The planning backdrop in South Cornwall is real, not abstract: the main planning test is usually whether the proposal remains subordinate, locally detailed and acceptable on access, drainage and neighbour amenity. For loft conversion specifically, Cornwall Council's Local Plan applies tighter tests to isolated rural dwellings here, so design rationale and policy fit need to be set out clearly from the outset. Treat the TR10 parish brief as the design brief and the Lamanva application has somewhere to land. Whether the project is on small infill homes in the centre or further out toward Falmouth, the loft conversion response is locally tuned.
Planning note
Most Cornish loft conversions are permitted development — but a Certificate of Lawfulness is worth the extra week and small fee for resale protection.
What we focus on
Loft Conversions considerations specific to Lamanva.
01
Cut-roof Cornish properties are easier to convert than modern trussed roofs; the structural strategy varies completely.
02
Permitted development volume allowances are 40 cubic metres on a terrace and 50 on a detached or semi — but rear dormers in Conservation Areas often need full planning.
03
Stairs eat space — a loft conversion lives or dies by where the new staircase lands and what it costs you on the floor below.
04
Cornish slate roofs come in a huge range of pitches — anything below a 30° pitch struggles to give usable headroom without raising the ridge.
Our process
How a Lamanva loft conversion project runs.
Step 1
Feasibility
Roof, headroom, stair landing and structural assessment.
Step 2
Design
Layout options that respect the staircase, headroom and bathroom positioning.
Step 3
Approvals
Planning or permitted development confirmation, plus building regs.
Step 4
Build
Sequenced to keep the family living downstairs throughout most of the work.
Step 5
Handover
Finish, snag, certify, hand over the keys.

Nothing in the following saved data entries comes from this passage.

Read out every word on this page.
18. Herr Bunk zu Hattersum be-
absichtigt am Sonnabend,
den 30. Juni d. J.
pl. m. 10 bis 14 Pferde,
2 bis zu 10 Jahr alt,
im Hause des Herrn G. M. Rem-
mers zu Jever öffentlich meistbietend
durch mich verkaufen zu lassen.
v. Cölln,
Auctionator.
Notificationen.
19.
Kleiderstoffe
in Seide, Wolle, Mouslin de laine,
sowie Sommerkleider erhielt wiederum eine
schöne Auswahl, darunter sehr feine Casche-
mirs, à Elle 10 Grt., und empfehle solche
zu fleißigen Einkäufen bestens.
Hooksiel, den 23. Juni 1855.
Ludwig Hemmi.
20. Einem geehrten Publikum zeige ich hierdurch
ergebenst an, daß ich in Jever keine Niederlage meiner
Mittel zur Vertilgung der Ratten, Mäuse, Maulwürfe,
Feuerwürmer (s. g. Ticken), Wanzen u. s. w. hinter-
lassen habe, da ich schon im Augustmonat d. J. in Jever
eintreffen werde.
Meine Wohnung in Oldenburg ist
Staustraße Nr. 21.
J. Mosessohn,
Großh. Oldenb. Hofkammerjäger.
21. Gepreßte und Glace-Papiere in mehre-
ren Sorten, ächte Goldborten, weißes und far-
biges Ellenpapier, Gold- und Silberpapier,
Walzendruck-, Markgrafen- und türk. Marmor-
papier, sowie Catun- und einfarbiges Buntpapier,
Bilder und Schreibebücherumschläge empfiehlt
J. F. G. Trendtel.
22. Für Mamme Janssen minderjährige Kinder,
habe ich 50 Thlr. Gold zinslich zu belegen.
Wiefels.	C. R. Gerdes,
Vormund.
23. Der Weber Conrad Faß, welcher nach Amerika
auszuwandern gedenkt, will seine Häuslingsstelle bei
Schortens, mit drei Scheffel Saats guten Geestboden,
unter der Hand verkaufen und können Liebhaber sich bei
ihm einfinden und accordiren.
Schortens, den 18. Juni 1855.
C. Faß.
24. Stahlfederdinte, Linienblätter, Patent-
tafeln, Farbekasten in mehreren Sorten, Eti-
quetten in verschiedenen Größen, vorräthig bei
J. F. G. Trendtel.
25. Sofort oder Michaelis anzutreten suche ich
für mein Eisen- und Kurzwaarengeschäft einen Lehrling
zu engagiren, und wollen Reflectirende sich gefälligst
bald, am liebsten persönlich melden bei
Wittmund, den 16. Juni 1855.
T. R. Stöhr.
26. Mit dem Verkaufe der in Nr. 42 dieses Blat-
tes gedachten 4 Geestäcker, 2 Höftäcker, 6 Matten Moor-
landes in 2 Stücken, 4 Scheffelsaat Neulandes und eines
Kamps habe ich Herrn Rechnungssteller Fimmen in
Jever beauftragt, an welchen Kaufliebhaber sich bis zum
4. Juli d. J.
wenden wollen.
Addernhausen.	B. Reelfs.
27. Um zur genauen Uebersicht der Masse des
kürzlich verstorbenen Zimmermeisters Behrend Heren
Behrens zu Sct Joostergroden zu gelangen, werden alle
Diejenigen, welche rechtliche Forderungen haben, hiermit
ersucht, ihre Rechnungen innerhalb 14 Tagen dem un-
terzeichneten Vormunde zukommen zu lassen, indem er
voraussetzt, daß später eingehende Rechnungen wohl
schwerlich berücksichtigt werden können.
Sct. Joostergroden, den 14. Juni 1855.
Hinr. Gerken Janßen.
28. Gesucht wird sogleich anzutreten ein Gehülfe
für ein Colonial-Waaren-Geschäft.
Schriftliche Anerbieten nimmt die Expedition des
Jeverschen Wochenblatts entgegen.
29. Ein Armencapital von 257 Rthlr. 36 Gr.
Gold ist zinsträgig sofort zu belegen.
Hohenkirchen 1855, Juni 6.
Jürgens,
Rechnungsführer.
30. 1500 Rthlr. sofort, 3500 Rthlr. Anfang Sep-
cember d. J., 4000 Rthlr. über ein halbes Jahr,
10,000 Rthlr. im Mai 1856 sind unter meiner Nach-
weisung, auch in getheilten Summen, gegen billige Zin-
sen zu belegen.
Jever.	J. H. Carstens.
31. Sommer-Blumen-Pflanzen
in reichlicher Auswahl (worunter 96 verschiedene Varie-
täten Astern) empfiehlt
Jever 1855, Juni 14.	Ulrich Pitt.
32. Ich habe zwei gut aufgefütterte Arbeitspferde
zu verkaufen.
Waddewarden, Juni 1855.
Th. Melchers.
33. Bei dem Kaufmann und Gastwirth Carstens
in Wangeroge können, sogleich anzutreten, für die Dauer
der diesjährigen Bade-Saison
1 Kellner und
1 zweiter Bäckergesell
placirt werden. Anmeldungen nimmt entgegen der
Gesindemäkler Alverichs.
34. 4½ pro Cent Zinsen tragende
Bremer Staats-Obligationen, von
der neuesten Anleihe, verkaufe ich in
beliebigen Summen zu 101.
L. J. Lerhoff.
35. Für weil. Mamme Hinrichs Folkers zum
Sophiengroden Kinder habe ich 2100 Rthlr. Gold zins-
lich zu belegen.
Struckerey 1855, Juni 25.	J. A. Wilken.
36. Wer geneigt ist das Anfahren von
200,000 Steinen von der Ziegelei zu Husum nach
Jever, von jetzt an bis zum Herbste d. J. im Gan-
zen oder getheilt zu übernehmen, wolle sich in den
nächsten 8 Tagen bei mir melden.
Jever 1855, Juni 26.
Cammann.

Loft conversions typically run six to eighteen weeks on site depending on type, with four to eight weeks of design and approvals beforehand.
Local fabric
Why a South Cornwall studio is the right fit for Lamanva loft conversion.
Building stock
Across Lamanva (TR10) we work on cottages, farmhouses, converted barns, bungalows, small infill homes. Each stock type drives a different loft conversion response — small infill homes in particular needs careful detailing here.
Parish & policy
Lamanva sits in the parish of Lamanva, which matters for how parish-level consultation lands on a loft conversion application.
Coverage
We cover TR10 from our studio, with regular loft conversion jobs also running in Falmouth, Flushing, Budock Water. Most Lamanva site visits get booked within the same week.
What does a first Lamanva consultation cost?
Nothing. We come to the property, walk the site, talk through what works on a TR10 plot and follow up with a written feasibility note inside a week — no obligation either way.
Request a free visitLamanva is part of Falmouth
Lamanva sits inside the Falmouth catchment — we cover both as one loft conversion territory.
See Loft Conversions in Falmouth →Other services in Lamanva
Nearby places we cover
A loft conversion in Lamanva stands or falls on how well it reads the street — we treat that as the design brief, not an afterthought.